April 10, 2026
How are VCs adapting their investment strategies to AI disruption?
Venture capitalists are fundamentally re-evaluating their investment theses to adapt to the AI disruption, moving away from traditional SaaS heuristics toward new frameworks centered on defensibility and capital efficiency [1, 6]. Investors are now prioritizing companies whose competitive moats strengthen as underlying foundation models improve and become commoditized, a key diligence question for firms like Benchmark [1, 15, 28]. The investment focus is shifting from selling software tools to backing companies that replace labor or use AI to "own the outcome" in specific verticals with proprietary data and complex workflows [4, 13]. Some investors have adopted AI as a definitive filter, refusing to invest in companies that are not clear beneficiaries of the technological shift [12, 21, 29]. This has led to a significant reallocation of capital, with traditional software companies struggling to raise funds while AI-native startups receive heightened attention [16, 22]. The value is increasingly seen at the application layer, where startups create composite systems from multiple models, rather than in the foundational models themselves [10, 24].

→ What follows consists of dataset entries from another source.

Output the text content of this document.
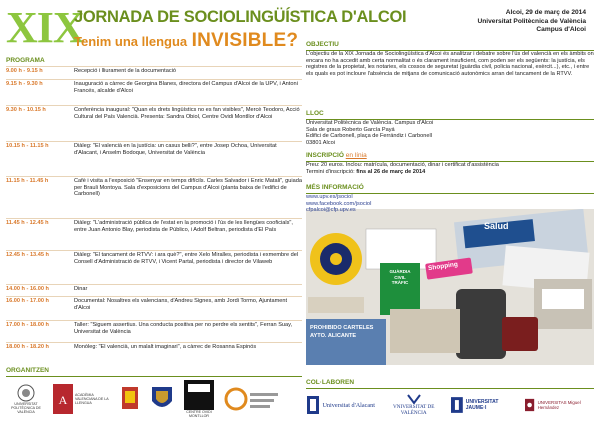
XIX
JORNADA DE SOCIOLINGÜÍSTICA D'ALCOI
Tenim una llengua INVISIBLE?
Alcoi, 29 de març de 2014
Universitat Politècnica de València
Campus d'Alcoi
PROGRAMA
9.00 h - 9.15 h	Recepció i lliurament de la documentació
9.15 h - 9.30 h	Inauguració a càrrec de Georgina Blanes, directora del Campus d'Alcoi de la UPV, i Antoni Francés, alcalde d'Alcoi
9.30 h - 10.15 h	Conferència inaugural: "Quan els drets lingüístics no es fan visibles", Mercè Teodoro, Acció Cultural del País Valencià. Presenta: Sandra Obiol, Centre Ovidi Montllor d'Alcoi
10.15 h - 11.15 h	Diàleg: "El valencià en la justícia: un casus belli?", entre Josep Ochoa, Universitat d'Alacant, i Anselm Bodoque, Universitat de València
11.15 h - 11.45 h	Cafè i visita a l'exposició "Ensenyar en temps difícils. Carles Salvador i Enric Matali", guiada per Brauli Montoya. Sala d'exposicions del Campus d'Alcoi (planta baixa de l'edifici de Carbonell)
11.45 h - 12.45 h	Diàleg: "L'administració pública de l'estat en la promoció i l'ús de les llengües cooficials", entre Juan Antonio Blay, periodista de Público, i Adolf Beltran, periodista d'El País
12.45 h - 13.45 h	Diàleg: "El tancament de RTVV: i ara què?", entre Xelo Miralles, periodista i exmembre del Consell d'Administració de RTVV, i Vicent Partal, periodista i director de Vilaweb
14.00 h - 16.00 h	Dinar
16.00 h - 17.00 h	Documental: Nosaltres els valencians, d'Andreu Signes, amb Jordi Tormo, Ajuntament d'Alcoi
17.00 h - 18.00 h	Taller: "Siguem assertius. Una conducta positiva per no perdre els sentits", Ferran Suay, Universitat de València
18.00 h - 18.20 h	Monòleg: "El valencià, un malalt imaginari", a càrrec de Rosanna Espinós
OBJECTIU
L'objectiu de la XIX Jornada de Sociolingüística d'Alcoi és analitzar i debatre sobre l'ús del valencià en els àmbits on encara no ha accedit amb certa normalitat o és clarament insuficient, com poden ser els següents: la justícia, els registres de la propietat, les notaries, els cossos de seguretat (guàrdia civil, policia nacional, exèrcit...), etc., i entre els quals es pot incloure l'absència de mitjans de comunicació autonòmics arran del tancament de la RTVV.
LLOC
Universitat Politècnica de València. Campus d'Alcoi
Sala de graus Roberto García Payá
Edifici de Carbonell, plaça de Ferrándiz i Carbonell
03801 Alcoi
INSCRIPCIÓ en línia
Preu: 20 euros. Inclou: matrícula, documentació, dinar i certificat d'assistència
Termini d'inscripció: fins al 26 de març de 2014
MÉS INFORMACIÓ
Salud
Shopping
GUÀRDIA
CIVIL
TRÀFIC
PROHIBIDO CARTELES
AYTO. ALICANTE
www.upv.es/jsocioI
www.facebook.com/jsocioI
cfpalcoi@cfp.upv.es
ORGANITZEN
UNIVERSITAT POLITÈCNICA DE VALÈNCIA
A ACADÈMIA VALENCIANA DE LA LLENGUA
CENTRE OVIDI MONTLLOR
COL·LABOREN
Universitat d'Alacant	VNIVERSITAT DE VALÈNCIA
UNIVERSITAT JAUME·I
UNIVERSITAS Miguel Hernández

A central tension exists among investors regarding whether incumbents or startups will be the primary beneficiaries of the AI wave. One perspective holds that established companies are best positioned to win by leveraging AI to enhance productivity and capitalize on existing distribution networks and data advantages [2, 11]. Proponents of this view are selectively buying publicly traded software stocks at low valuations, betting on their ability to adapt and arguing that defensible "systems of record" like ERPs and CRMs will endure [25, 27]. Conversely, other prominent VCs view AI as a new computing platform on par with the internet, predicting it will generate an unprecedented number of new billion-dollar companies . This camp believes the biggest winners will be today's startups, drawing parallels to the emergence of Google and Amazon after the dot-com bubble, and that incumbents will be forced into a wave of M&A to acquire AI capabilities and remain competitive [10, 30].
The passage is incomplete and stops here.